Lycett showed impressive racecraft throughout the race weekend with some brave overtakes which brought him up to seventh place in race three, and also gained him positions in the other two races.

"A couple of overtakes put some people on the edge, pretty scary for some people, but it was safe and more about trust than it was just lunging it up the inside," Lycett said.

"It was just about showing people, if you try to do this to me, I will fight back and I'm not a pushover. It really helps me with the confidence boost, it really helps and it's what you need if you're going to be one of the top drivers."

As well as seeing out the simF1000 season, Lycett will return to the F1000 paddock for the season finale at Donington - "that should be quite good, everyone knows Donington, it's very good track, very easy to drive, very smooth and I think there will be quite a few people racing there," Lycett predicted.
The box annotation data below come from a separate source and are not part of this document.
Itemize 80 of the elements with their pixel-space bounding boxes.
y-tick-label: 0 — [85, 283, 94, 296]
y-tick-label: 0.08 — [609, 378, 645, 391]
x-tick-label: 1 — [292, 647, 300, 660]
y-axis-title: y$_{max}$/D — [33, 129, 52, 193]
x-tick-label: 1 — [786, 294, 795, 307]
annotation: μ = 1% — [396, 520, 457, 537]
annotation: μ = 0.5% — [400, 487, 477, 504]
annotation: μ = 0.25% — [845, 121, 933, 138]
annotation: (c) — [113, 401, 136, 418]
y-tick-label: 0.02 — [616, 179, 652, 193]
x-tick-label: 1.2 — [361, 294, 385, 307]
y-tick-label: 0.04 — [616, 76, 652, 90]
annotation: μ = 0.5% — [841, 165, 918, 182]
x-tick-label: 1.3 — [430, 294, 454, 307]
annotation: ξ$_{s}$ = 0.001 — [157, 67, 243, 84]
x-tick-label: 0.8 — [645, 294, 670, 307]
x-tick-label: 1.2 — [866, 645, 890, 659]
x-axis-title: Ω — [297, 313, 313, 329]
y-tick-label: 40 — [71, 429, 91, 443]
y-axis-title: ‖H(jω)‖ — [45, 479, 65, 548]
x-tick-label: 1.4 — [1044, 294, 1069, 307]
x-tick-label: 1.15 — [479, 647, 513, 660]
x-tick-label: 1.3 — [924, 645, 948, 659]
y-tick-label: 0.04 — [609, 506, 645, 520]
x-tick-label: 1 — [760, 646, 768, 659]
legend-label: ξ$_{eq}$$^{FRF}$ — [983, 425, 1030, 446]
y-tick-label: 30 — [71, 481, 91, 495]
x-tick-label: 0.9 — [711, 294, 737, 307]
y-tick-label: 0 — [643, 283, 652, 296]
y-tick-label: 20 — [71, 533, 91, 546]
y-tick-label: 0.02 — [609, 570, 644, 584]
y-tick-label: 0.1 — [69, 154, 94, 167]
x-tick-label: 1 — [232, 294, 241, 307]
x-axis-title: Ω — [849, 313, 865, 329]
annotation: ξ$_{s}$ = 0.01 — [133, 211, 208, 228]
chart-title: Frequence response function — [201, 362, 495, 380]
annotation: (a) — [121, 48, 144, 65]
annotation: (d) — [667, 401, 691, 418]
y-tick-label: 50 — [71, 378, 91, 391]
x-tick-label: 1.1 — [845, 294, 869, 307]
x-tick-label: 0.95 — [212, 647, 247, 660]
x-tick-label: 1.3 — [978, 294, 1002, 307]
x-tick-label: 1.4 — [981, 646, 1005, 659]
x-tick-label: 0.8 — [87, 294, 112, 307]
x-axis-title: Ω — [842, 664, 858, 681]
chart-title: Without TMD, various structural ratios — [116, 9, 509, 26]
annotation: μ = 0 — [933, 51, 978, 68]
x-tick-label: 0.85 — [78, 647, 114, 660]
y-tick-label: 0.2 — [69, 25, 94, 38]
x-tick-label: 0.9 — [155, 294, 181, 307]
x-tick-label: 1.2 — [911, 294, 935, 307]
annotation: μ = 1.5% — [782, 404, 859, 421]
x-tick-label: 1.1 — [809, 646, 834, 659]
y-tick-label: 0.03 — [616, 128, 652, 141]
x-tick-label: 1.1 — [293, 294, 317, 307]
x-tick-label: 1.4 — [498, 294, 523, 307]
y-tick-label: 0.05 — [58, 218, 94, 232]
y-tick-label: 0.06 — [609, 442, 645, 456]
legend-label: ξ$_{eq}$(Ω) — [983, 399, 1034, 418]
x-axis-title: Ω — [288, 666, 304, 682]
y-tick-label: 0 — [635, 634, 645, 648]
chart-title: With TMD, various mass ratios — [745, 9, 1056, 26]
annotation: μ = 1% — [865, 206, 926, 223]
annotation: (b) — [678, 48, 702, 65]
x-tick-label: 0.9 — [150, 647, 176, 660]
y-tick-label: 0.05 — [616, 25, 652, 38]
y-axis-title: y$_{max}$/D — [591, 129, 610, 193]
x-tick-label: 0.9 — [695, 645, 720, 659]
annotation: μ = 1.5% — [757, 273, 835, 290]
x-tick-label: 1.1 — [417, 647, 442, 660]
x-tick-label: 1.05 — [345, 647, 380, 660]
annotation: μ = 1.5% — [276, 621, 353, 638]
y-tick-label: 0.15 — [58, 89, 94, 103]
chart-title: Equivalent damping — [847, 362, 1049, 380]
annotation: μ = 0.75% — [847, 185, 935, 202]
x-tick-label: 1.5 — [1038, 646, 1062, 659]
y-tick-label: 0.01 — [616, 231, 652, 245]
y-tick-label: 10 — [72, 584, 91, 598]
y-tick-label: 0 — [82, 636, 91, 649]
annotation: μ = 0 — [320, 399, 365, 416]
Like many young drivers, Lycett's future depends on sponsors. He has a unique '2020 vision' sponsor scheme. Companies can give as little as £500 to appear on the car and overalls for a whole season - according to Lycett, the lowest price in club racing.

The participating companies have the chance to earn VIP/complimentary tickets to race weekends.

As for the future beyond Donington, Lycett plans to continue sim racing to keep his racing edge and fulfil his passion, while also exploring his real-life racing options for 2019. A full-season in F1000, Ginettas or Formula 4 is under consideration, but as he joked, he's going to "keep going until the money runs out."

A common scenario for a young racing driver, whose made an anything but-common start to car racing.